Recognizing its potential as a celebrity hideaway, ownership launched an advertising campaign targeted at film and television luminaries. Word quickly spread of this elegant and exclusive hotel and the Kahala soon placed on the map for discriminating world travelers. By 1967, it achieved a remarkable 90 percent occupancy rate and sealed its reputation as a watering hole for the extremely wealthy and hugely famous.
The Kahala Hilton attracted countless film and television stars with its exclusive setting, exemplary service, and its regard for protecting the privacy of its guests. Weekend afternoons around the pool were a veritable who's who of the silver screen, with the like of John Wayne, Frank Sinatra, Lucille Ball, Eva Gabor and Julie Andrews languishing in chaise lounges with sunglasses and cool drinks.
Notables such as Jack Lemmon, Jerry Lewis, Johnny Carson, Tony Bennett and Carol Burnett signed their names to the register and Burt Reynolds, Bob Newhart, Bette Midler, and Liza Minelli all took up momentary residence.
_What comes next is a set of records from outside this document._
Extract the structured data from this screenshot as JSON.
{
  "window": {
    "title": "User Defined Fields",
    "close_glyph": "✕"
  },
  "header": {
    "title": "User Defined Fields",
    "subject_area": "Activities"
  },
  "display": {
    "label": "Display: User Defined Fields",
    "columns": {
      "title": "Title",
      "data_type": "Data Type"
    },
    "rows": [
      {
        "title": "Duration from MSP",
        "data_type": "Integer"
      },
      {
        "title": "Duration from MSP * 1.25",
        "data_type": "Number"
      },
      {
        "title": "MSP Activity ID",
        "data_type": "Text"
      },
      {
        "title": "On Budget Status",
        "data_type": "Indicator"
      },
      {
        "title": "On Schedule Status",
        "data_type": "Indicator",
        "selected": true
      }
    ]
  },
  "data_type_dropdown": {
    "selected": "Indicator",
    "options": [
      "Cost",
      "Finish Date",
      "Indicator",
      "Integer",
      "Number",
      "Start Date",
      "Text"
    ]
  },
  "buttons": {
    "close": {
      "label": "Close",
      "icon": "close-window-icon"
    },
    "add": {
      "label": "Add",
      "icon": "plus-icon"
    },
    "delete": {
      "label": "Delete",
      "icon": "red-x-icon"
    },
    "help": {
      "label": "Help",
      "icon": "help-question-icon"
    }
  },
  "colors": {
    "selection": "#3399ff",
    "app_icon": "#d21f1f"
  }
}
When "Hawaii Five-O" began filming in 1968, actor Jack Lord arranged for guest stars to stay at the Kahala Hilton, including Helen Hayes, Martin Sheen, and William Shatner. In the 1980's, "Magnum P.I" guests enjoyed the same relationship; the hotel and its beach bar were even features in many of the series' segments.
The Kahala Hilton also became the hotel for royalty, heads of state, and legends of the sporting, musical, and literary worlds. Queen Elizabeth and Prince Phillip stationed themselves at the hotel when coming through the islands, as did Emperor Hirohito, Prince Rainier and Princess Grace, Juan Carlos and the Queen of Spain, Indira Ghandi, and the Dalai Lama.
Prince Charles and Princess Diana once booked 100 rooms for their party's stopover and Imelda Marcos often stopped in for lunch. And every president since Richard Nixon has walked on the hotel's special red carpet in the Presidential Suite.